Due to the above, most lenders have already been moving their Buy To Let mortgage rental calculations to cope with this.
Most lenders calculated the amount that can be borrowed based on the annual rental income having to at least equal the mortgage interest payments by 125% at an assumed 5% rate. Now many have moved to 145% at an assumed rate of 5% or even 5.5%.
In essence this means that landlords can now borrow less against each property, especially where yields are low.
The exception to this rule is where the product is fixed for at least 5 years, then some lenders will still work on the payrate of the fix which is much lower.
Another aspect of the proposed tax changes is that this has given rise to a growth in the number of landlords now looking to purchase in a company name rather than their own personal names.

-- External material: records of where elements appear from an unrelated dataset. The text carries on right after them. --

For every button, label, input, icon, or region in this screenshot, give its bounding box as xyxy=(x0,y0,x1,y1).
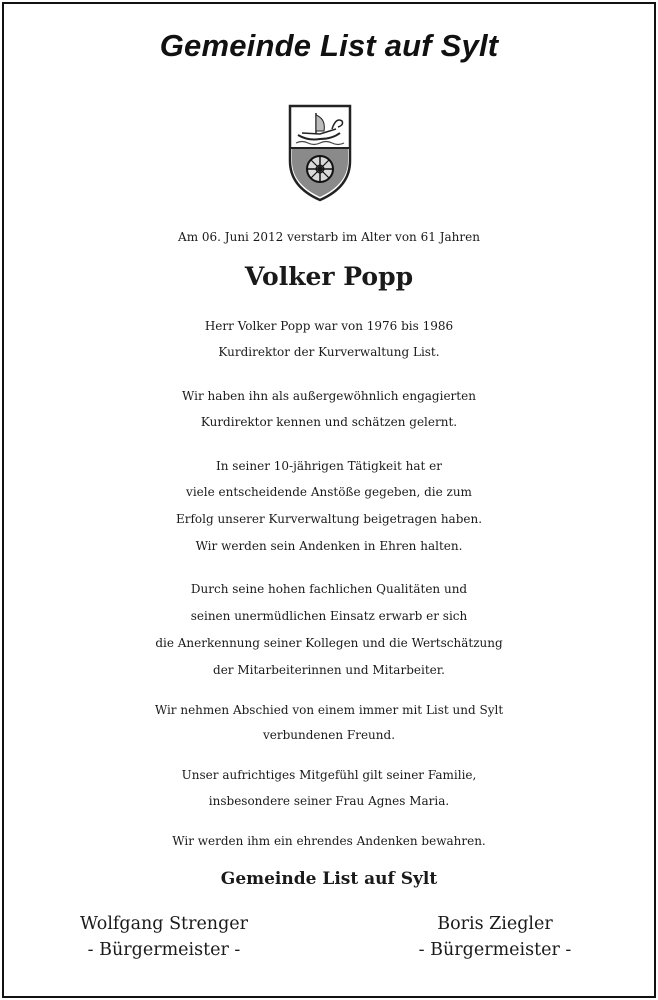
paragraph-line: die Anerkennung seiner Kollegen und die Wertschätzung xyxy=(155,636,503,650)
paragraph-line: insbesondere seiner Frau Agnes Maria. xyxy=(208,794,450,808)
paragraph-line: Kurdirektor der Kurverwaltung List. xyxy=(218,345,440,359)
paragraph-line: In seiner 10-jährigen Tätigkeit hat er xyxy=(216,459,442,473)
paragraph-line: Wir werden sein Andenken in Ehren halten. xyxy=(195,539,463,553)
signoff-organization: Gemeinde List auf Sylt xyxy=(220,869,438,889)
paragraph-line: Herr Volker Popp war von 1976 bis 1986 xyxy=(204,319,454,333)
paragraph-line: Erfolg unserer Kurverwaltung beigetragen haben. xyxy=(175,512,483,526)
signatory-name: Boris Ziegler xyxy=(437,914,553,934)
signatory-right xyxy=(380,911,610,963)
paragraph-line: seinen unermüdlichen Einsatz erwarb er sich xyxy=(190,609,468,623)
paragraph-line: der Mitarbeiterinnen und Mitarbeiter. xyxy=(213,663,445,677)
signatory-left xyxy=(48,911,280,963)
paragraph-line: Wir werden ihm ein ehrendes Andenken bewahren. xyxy=(172,834,486,848)
intro-text: Am 06. Juni 2012 verstarb im Alter von 61 Jahren xyxy=(178,230,480,244)
paragraph-line: Kurdirektor kennen und schätzen gelernt. xyxy=(200,415,458,429)
signatory-name: Wolfgang Strenger xyxy=(79,914,249,934)
paragraph-line: Durch seine hohen fachlichen Qualitäten und xyxy=(190,582,468,596)
paragraph-line: Unser aufrichtiges Mitgefühl gilt seiner Familie, xyxy=(181,768,477,782)
paragraph-line: viele entscheidende Anstöße gegeben, die zum xyxy=(186,485,472,499)
paragraph-line: Wir nehmen Abschied von einem immer mit List und Sylt xyxy=(154,703,504,717)
paragraph-line: verbundenen Freund. xyxy=(262,728,396,742)
signatory-role: - Bürgermeister - xyxy=(418,940,572,960)
page-title: Gemeinde List auf Sylt xyxy=(159,28,499,63)
deceased-name: Volker Popp xyxy=(244,262,414,291)
coat-of-arms-icon xyxy=(286,103,354,203)
paragraph-line: Wir haben ihn als außergewöhnlich engagierten xyxy=(182,389,476,403)
signatory-role: - Bürgermeister - xyxy=(87,940,241,960)
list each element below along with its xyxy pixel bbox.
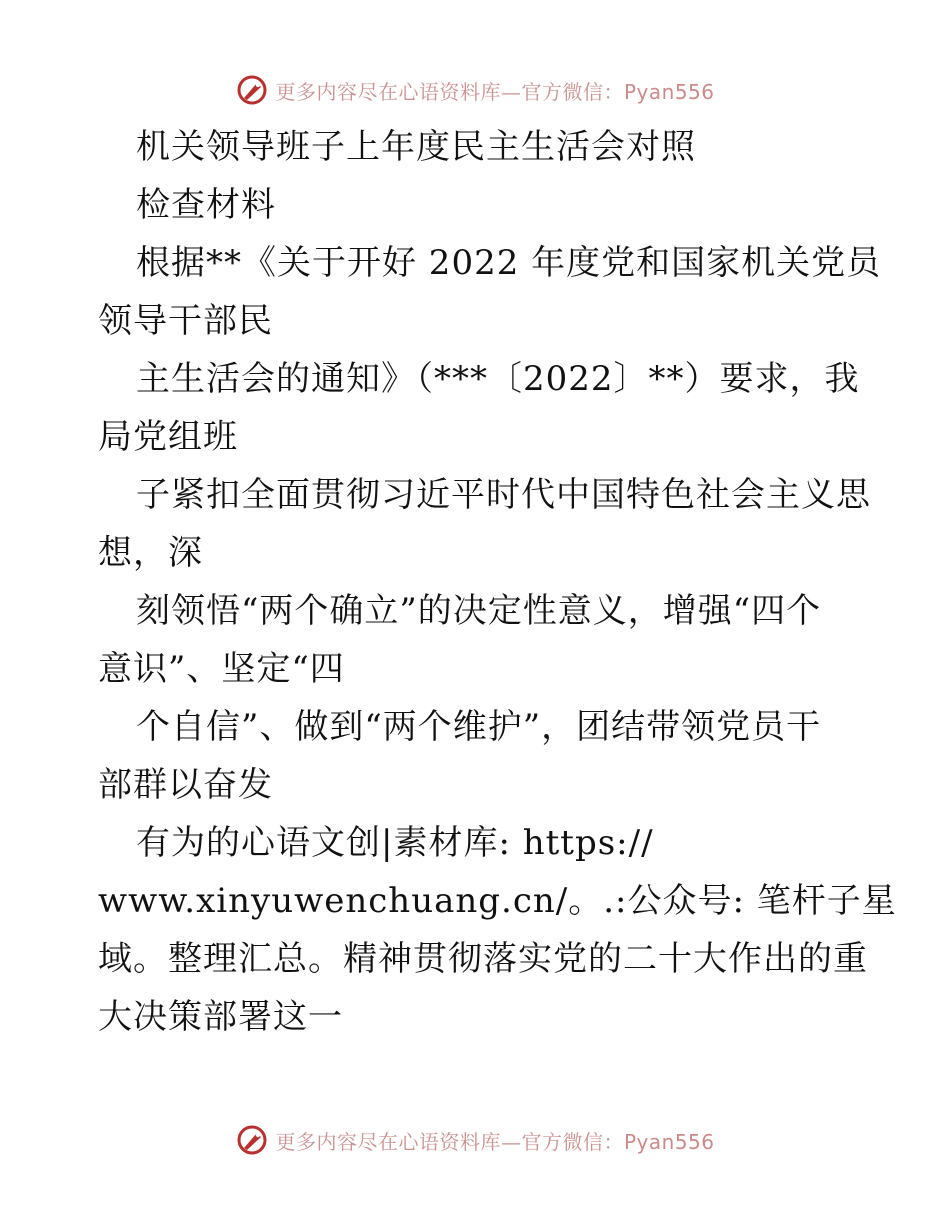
- pen-nib-logo-icon: [235, 73, 269, 107]
- body-line: 机关领导班子上年度民主生活会对照: [136, 127, 696, 167]
- footer-banner: [0, 1120, 950, 1160]
- body-line: 刻领悟“两个确立”的决定性意义，增强“四个: [136, 591, 822, 631]
- header-banner: [0, 70, 950, 110]
- body-line: 域。整理汇总。精神贯彻落实党的二十大作出的重: [98, 939, 868, 979]
- body-line: 检查材料: [136, 185, 276, 225]
- pen-nib-logo-icon: [235, 1123, 269, 1157]
- document-body: [98, 118, 897, 1046]
- footer-wechat-id: Pyan556: [623, 1129, 715, 1154]
- body-line: 个自信”、做到“两个维护”，团结带领党员干: [136, 707, 822, 747]
- body-line: 有为的心语文创|素材库: https://: [136, 823, 654, 863]
- body-line: 大决策部署这一: [98, 997, 343, 1037]
- body-line: 局党组班: [98, 417, 238, 457]
- body-line: 领导干部民: [98, 301, 273, 341]
- body-line: 子紧扣全面贯彻习近平时代中国特色社会主义思: [136, 475, 871, 515]
- body-line: 根据**《关于开好 2022 年度党和国家机关党员: [136, 243, 882, 283]
- body-line: 意识”、坚定“四: [98, 649, 345, 689]
- body-line: 想，深: [98, 533, 203, 573]
- header-banner-text: 更多内容尽在心语资料库—官方微信：Pyan556: [275, 79, 715, 104]
- body-line: 主生活会的通知》（***〔2022〕**）要求，我: [136, 359, 860, 399]
- body-line: 部群以奋发: [98, 765, 273, 805]
- body-line: www.xinyuwenchuang.cn/。.:公众号: 笔杆子星: [98, 881, 897, 921]
- header-wechat-id: Pyan556: [623, 79, 715, 104]
- footer-banner-text: 更多内容尽在心语资料库—官方微信：Pyan556: [275, 1129, 715, 1154]
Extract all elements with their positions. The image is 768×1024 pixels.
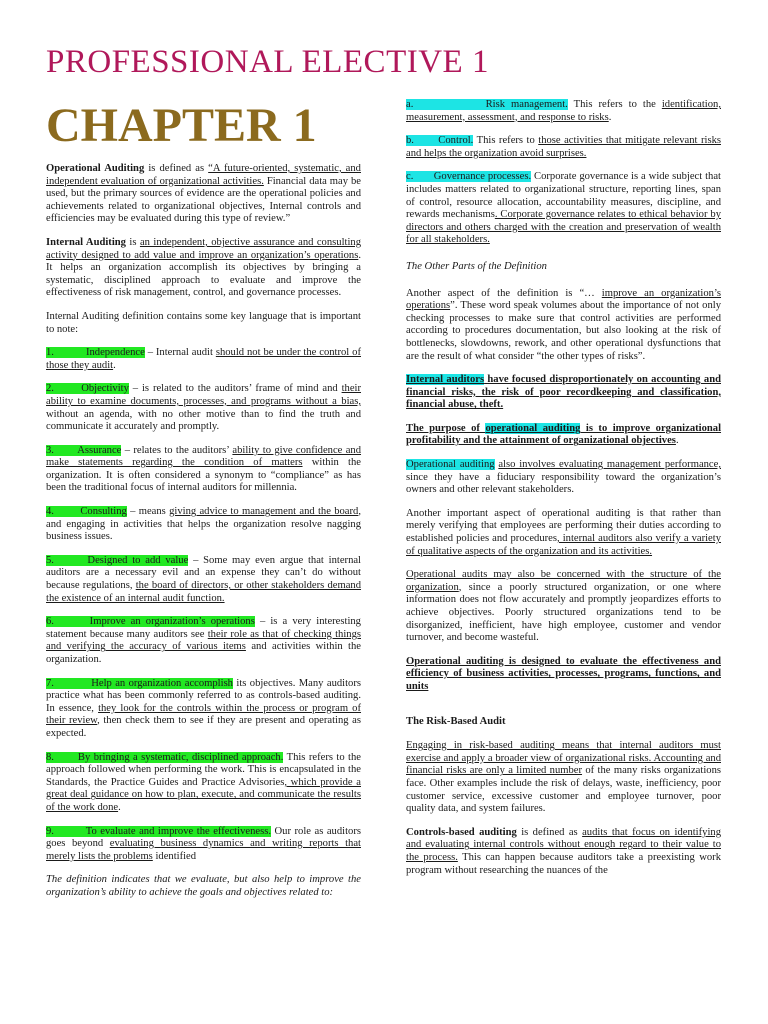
left-column <box>46 163 361 911</box>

Whilst it does not get around the additional 3% stamp duty there are other benefits, although it is important to obtain proper tax advice before proceeding in either direction.
Lenders themselves have seen this as a growth area and more and more are coming in to provide products for those purchasing in a corporate entity, with some lenders even making their Ltd Company rates available at the same rate as their rates for those buying in personal names.
This is all good news and means that there is now more choice available for landlords looking to purchase in this way.
The good news of course is that interest rates available of Buy To Let products have never been so low. I mean, really low. You can now get a 2 year fixed at just 1.64%, (5.22% APR) or a 5 year fix at 2.79%, (4.49% APRC) which is pretty remarkable.
With the current environment seemingly set to stay at low levels for a while, it seems that mortgage wise at least, it’s a good time for landlords to get finance.
For those with existing properties who see the current conditions as a buying opportunity, and there are many that do, now is an excellent time to look at restructuring your portfolio and release equity at these low rates before all the new changes come in to play.
Releasing equity now will enable you to have the cash to move quickly when looking at building up your portfolio.
In summary, whilst we have seen so many changes introduced and threatened, the Buy To let market itself is going nowhere. If anything, it is maturing further and for those with the conviction and professional advice behind them, the future looks exceedingly bright.